Обойдя опасное место широкой дугой, она внезапно услышала тихий, отчаянный, надрывный повизгивание. Звук, полный такого чистого, животного страха, что у неё сжалось сердце. Он доносился из-за большой вывороченной бурей коряги, в самой гуще папоротников, там, где свет едва пробивался сквозь переплетение вай.

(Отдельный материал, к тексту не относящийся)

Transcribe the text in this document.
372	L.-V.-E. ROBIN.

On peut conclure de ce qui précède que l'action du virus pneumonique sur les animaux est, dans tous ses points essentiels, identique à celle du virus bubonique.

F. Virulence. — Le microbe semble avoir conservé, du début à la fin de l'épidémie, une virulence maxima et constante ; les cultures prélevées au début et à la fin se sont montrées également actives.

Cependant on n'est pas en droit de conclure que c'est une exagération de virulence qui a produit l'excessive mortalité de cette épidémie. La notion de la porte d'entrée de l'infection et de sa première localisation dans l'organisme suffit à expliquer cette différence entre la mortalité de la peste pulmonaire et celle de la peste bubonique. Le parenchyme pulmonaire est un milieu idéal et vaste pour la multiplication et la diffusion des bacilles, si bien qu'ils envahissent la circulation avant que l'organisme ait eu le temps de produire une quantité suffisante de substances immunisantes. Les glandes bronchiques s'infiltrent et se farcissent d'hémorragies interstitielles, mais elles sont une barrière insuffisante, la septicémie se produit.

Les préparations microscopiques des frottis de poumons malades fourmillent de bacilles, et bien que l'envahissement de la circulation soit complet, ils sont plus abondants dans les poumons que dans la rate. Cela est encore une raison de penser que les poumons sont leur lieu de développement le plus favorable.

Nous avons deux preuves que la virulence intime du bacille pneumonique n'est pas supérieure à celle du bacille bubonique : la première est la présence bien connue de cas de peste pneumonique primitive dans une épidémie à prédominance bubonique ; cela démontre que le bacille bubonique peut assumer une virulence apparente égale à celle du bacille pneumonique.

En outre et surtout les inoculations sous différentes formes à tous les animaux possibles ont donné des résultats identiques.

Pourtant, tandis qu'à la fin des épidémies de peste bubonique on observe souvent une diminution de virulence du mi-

Ярина бесшумно подкралась и замерла, раздвинув руками широкие, похожие на зелёные мечи листья. В небольшом углублении, запутавшись в проволочной петле, расставленной, видимо, рядом с тем же капканом, металась маленькая, пушистая тень. Медвежонок, вероятно, года полутора от роду, ещё не набравший матёрой мощи, но уже утративший детскую округлость. Он яростно рвался, проволока впивалась в его нежную, покрытую светлой шерсткой лапу, и на буром меху уже проступали алые, липкие пятна. Его круглые, испуганные глаза-бусинки, обрамлённые светлыми шёрстками, были полны немого ужаса и мольбы — той самой, которую Ярина видела в глазах загнанных животных и... иногда в своём собственном отражении в воде лесного омута.
Она не закричала, не бросилась к нему сломя голову. Любая резкость сейчас могла стоить ему жизни — он мог дернуть так, что проволока перервёт сухожилия, или, того хуже, привлечь мать, если та была где-то рядом. Медведица, заслышав крик своего ребёнка, не стала бы разбираться. Ярина медленно опустила туес на мягкий мох, закрыла глаза и сделала глубокий, долгий вдох, наполняя лёгкие запахом мха, сырой земли и собственного спокойствия. Затем так же медленно выдохнула. Но это был не просто выдох.
Она выдыхала тишину. Она выдыхала образ прохладной пещеры, мягкой подстилки из сухих листьев, запаха материнского молока и безопасности. Она пыталась обволочь этим невидимым покровом перепуганного зверька, заменить им запах крови, железа и боли. Она не умела объяснить, как это работало. Баба Зина, бывало, смотрела на такие её трюки — утихомирить разъярённого гуся, усыпить тревожную козу — и качала головой, бормоча что-то о «даре», о «крови, что помнит». Сама же Ярина считала это своей главной странностью, ещё одним неоспоримым доказательством её «нечистоты», её отличности от других людей. Нормальные люди так не умели. Нормальные люди боялись леса, а не разговаривали с ним.